CA Nîmes, 1re ch. B, 8 novembre 2001, n° 2095-99

NÎMES

Arrêt

PARTIES

Demandeur :

Maison Artisanale (Sté)

Défendeur :

Bouchet (époux), Le Crédit Immobilier du Gard (Sté)

COMPOSITION DE LA JURIDICTION

Président :

M. Brouzy

Conseillers :

MM. Favre, Rolland

Avoués :

Me d'Everlange, SCP Guizard-Servais, SCP Fontaine-Macaluso-Jullien

Avocats :

SCP Vezon-Massal-Raoult, SCP Fontaine & Fontaine, Me Chabannes

TGI Ales du 3 mars 1999

3 mars 1999

Faits, procédure et prétentions des parties :

Par acte notarié du 28 octobre 1994, Monsieur et Madame Marc Bouchet ont acquis de la Société de Crédit Immobilier du Gard une parcelle de terrain à bâtir située à Saint Privas des Vieux (Gard), formant le lot 22 du lotissement aménagé par ladite société dénommé La Colline après avoir signé le 28 juillet 1994 une promesse de vente sous seing privé portant sur ce lot 22.

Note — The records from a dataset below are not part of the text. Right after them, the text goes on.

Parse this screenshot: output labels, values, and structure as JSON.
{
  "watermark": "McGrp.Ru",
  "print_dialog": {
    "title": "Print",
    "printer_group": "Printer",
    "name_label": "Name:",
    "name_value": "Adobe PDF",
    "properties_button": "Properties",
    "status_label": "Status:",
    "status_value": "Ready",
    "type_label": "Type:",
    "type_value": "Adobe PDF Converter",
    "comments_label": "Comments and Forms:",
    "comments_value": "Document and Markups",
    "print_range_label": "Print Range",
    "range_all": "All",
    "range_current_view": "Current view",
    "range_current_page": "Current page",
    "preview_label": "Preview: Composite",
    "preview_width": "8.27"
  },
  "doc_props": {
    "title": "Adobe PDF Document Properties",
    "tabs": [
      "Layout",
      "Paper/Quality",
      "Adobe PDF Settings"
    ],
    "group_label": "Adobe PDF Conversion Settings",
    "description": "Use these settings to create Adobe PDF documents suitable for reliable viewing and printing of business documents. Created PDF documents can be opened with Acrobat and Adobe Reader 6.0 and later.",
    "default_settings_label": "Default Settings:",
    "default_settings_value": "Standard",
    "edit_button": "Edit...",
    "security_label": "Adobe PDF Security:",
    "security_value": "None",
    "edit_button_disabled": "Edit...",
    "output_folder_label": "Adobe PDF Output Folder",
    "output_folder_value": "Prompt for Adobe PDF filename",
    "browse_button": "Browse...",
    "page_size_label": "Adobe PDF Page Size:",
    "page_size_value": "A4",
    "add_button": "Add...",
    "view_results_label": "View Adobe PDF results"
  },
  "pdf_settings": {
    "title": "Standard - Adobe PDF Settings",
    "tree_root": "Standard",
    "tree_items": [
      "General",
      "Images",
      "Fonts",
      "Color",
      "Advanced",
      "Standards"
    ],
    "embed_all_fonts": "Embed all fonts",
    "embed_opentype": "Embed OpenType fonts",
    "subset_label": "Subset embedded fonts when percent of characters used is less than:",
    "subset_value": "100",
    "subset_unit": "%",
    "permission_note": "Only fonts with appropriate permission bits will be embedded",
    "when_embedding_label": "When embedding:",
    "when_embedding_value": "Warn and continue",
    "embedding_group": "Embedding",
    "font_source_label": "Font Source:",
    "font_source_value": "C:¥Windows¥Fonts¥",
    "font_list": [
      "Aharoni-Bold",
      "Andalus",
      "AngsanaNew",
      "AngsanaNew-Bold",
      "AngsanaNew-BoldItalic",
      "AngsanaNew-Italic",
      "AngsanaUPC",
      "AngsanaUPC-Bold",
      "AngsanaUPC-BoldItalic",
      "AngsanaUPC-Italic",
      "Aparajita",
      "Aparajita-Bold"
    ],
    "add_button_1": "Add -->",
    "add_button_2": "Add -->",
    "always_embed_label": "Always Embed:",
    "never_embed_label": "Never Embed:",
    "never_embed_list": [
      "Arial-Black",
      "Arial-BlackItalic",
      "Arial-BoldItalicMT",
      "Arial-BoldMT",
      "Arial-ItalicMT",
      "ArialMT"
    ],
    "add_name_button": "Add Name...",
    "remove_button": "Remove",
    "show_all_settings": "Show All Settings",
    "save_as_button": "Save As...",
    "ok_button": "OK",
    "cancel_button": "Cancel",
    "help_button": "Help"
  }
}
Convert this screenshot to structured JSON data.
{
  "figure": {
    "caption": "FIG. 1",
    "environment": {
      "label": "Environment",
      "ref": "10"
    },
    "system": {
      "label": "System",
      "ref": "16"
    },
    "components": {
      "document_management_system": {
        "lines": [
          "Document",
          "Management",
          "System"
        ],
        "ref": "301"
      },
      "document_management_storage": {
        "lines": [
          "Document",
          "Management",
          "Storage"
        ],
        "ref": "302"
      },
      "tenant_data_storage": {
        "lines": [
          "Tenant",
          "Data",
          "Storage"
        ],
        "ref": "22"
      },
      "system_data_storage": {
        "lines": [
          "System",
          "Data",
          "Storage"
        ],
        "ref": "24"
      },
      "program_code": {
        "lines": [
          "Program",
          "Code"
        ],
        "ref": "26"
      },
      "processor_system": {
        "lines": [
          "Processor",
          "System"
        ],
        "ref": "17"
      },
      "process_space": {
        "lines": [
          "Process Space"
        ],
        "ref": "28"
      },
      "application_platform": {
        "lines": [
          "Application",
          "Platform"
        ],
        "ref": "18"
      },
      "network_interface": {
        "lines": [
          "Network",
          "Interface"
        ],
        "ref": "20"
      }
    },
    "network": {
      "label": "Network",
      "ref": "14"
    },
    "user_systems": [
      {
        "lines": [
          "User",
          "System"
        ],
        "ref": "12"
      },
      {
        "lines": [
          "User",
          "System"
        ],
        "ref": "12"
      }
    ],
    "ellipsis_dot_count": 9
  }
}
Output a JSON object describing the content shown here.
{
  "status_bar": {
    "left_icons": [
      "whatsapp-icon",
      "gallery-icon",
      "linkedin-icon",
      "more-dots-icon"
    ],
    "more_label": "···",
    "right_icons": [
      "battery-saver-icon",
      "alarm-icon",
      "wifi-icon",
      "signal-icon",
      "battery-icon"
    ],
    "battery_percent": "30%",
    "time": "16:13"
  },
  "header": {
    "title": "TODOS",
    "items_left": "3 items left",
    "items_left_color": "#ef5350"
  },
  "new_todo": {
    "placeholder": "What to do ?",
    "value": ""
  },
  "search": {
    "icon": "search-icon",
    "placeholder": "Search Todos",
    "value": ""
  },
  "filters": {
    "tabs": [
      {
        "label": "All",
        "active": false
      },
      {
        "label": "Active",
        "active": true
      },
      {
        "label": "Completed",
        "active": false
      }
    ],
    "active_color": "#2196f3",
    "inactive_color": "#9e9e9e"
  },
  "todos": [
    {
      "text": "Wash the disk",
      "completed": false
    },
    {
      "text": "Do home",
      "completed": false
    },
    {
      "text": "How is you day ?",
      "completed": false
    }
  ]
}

Par acte sous seing privé du 28 juillet 1994, Monsieur et Madame Bouchet ont également signé avec la société la Maison Artisanale un contrat de construction d'une maison individuelle à édifier sur ce lot 22.

Un glissement de terrain s'est produit le 4 octobre 1995 et a renversé le mur réalisé par Monsieur Bouchet sur la partie amont de la maison.

Statuant après expertise, le Tribunal de Grande Instance d'Ales, par jugement réputé contradictoire rendu le 3 mars 1999, a condamné le Crédit Immobilier du Gard pour n'avoir pas délivré une chose conforme à sa destination, à payer la somme de 225 613,96 F aux époux Marc Bouchet et la SARL Maison Artisanale celle de 20 000 F pour avoir manqué à son obligation de conseil, en ordonnant l'exécution provisoire de sa décision.

La SARL Maison Artisanale a relevé appel de ce jugement.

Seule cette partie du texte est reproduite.